Training sailplane from the 1980s

The Akaflieg Stuttgart fs31 Ferdinand Porsche is a tandem seat, dual control training glider designed and built in Germany between 1977 and 1981. The aircraft was intended to have high performance, yet to be robust enough for student use. It was not intended for production and remains in service with the Akaflieg after almost 40 years and 7,100 flying hours.

==Design and development==
The Akaflieg Stuttgart or Akademische Fliegergruppe Stuttgart (The Stuttgart Academic Flying Group) is one of some fourteen German student flying groups attached to and supported by their home Technical University. Several have designed and built aircraft, often technically advanced and leading the development of gliders in particular.

The students of the Stuttgart Akaflieg designed the fs31 as a high performance, tandem seat training sailplane to replace their earlier aircraft, further inspired by the purchase of a set of wings from the Grob G 103 Twin Astir prototype in 1977. Furthermore, the then new carbon Kevlar hybrid material was to be used to reduce weight. Energy dissipation and a locally strong cockpit area were further design objectives. Benign stall characteristics and a strong, long-stroke, monowheel undercarriage also make it suitable for student pilots.

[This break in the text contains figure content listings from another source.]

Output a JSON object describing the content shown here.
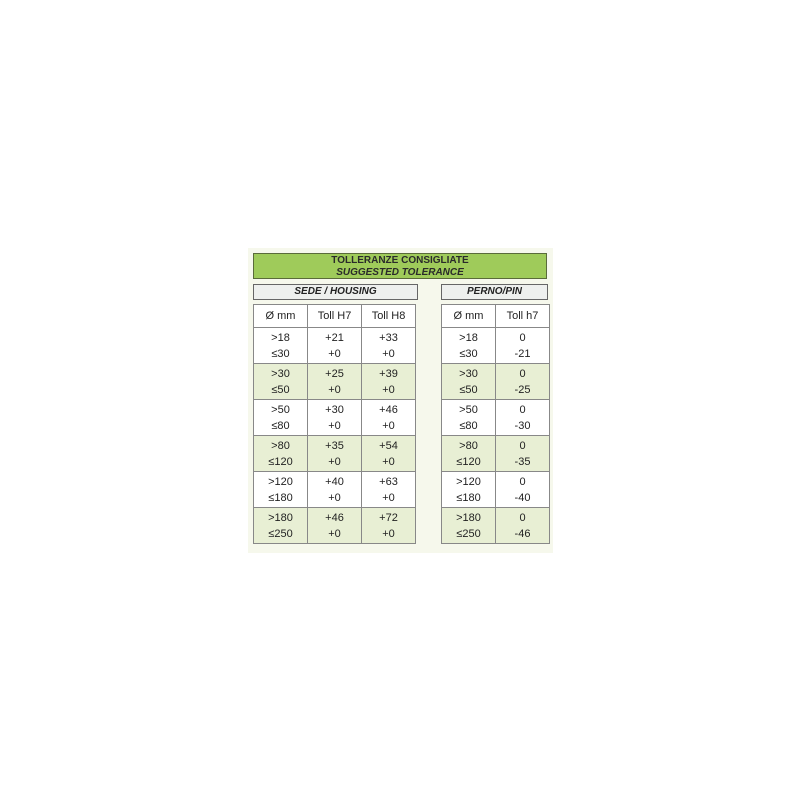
{
  "title": {
    "line1": "TOLLERANZE CONSIGLIATE",
    "line2": "SUGGESTED TOLERANCE"
  },
  "housing": {
    "label": "SEDE / HOUSING",
    "headers": [
      "Ø mm",
      "Toll H7",
      "Toll H8"
    ],
    "rows": [
      [
        ">18\n≤30",
        "+21\n+0",
        "+33\n+0"
      ],
      [
        ">30\n≤50",
        "+25\n+0",
        "+39\n+0"
      ],
      [
        ">50\n≤80",
        "+30\n+0",
        "+46\n+0"
      ],
      [
        ">80\n≤120",
        "+35\n+0",
        "+54\n+0"
      ],
      [
        ">120\n≤180",
        "+40\n+0",
        "+63\n+0"
      ],
      [
        ">180\n≤250",
        "+46\n+0",
        "+72\n+0"
      ]
    ]
  },
  "pin": {
    "label": "PERNO/PIN",
    "headers": [
      "Ø mm",
      "Toll h7"
    ],
    "rows": [
      [
        ">18\n≤30",
        "0\n-21"
      ],
      [
        ">30\n≤50",
        "0\n-25"
      ],
      [
        ">50\n≤80",
        "0\n-30"
      ],
      [
        ">80\n≤120",
        "0\n-35"
      ],
      [
        ">120\n≤180",
        "0\n-40"
      ],
      [
        ">180\n≤250",
        "0\n-46"
      ]
    ]
  },
  "colors": {
    "title_bg": "#9fcb5a",
    "alt_row": "#e8efd4"
  }
}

The fs31 has mid-mounted, straight tapered wings with 4° of dihedral, taken from the Twin Astir prototype. Its T-tail, from the Glasflügel 604, has a narrow chord, weakly tapered tailplane. The aircraft's control surfaces are made from a Kevlar-sandwich. Instructor and pupil sit in tandem in a cockpit placed forward of the wing, fitted with dual controls, under a long, single-piece canopy. The fuselage, which narrows to a slender boom behind the wing trailing edge, is similar to that of the Akaflieg Stuttgart fs29, though carbon/Kevlar replaces the earlier aircraft's GRP polymeric foam sandwich structure. Furthermore, the fuselage shells are split horizontally instead of vertically to improve pilot safety during a crash landing by eliminating a seam on the underside of the cockpit. The undercarriage is retractable and is also based on that of the fs29.

The fs31 first flew on 30 December 1981. Some improvements were made to the wing root-fuselage junction during flight testing in the summer of 1982. The aircraft's fuselage design served as the basis for the Schleicher AS 22-2, later developed into the ASH 25, the Akaflieg Stuttgart fs33, and the Akaflieg Braunschweig SB 15.

==Operational history==
The sole fs31 was still undergoing field trial when it won the Klippeneck gliding competition of July 1982. It entered service with the Akaflieg Stuttgart in April 1983 and since then it has served in its intended role of trainer for almost 40 years, logging over 7,100 flying hours and 23,000 takeoffs.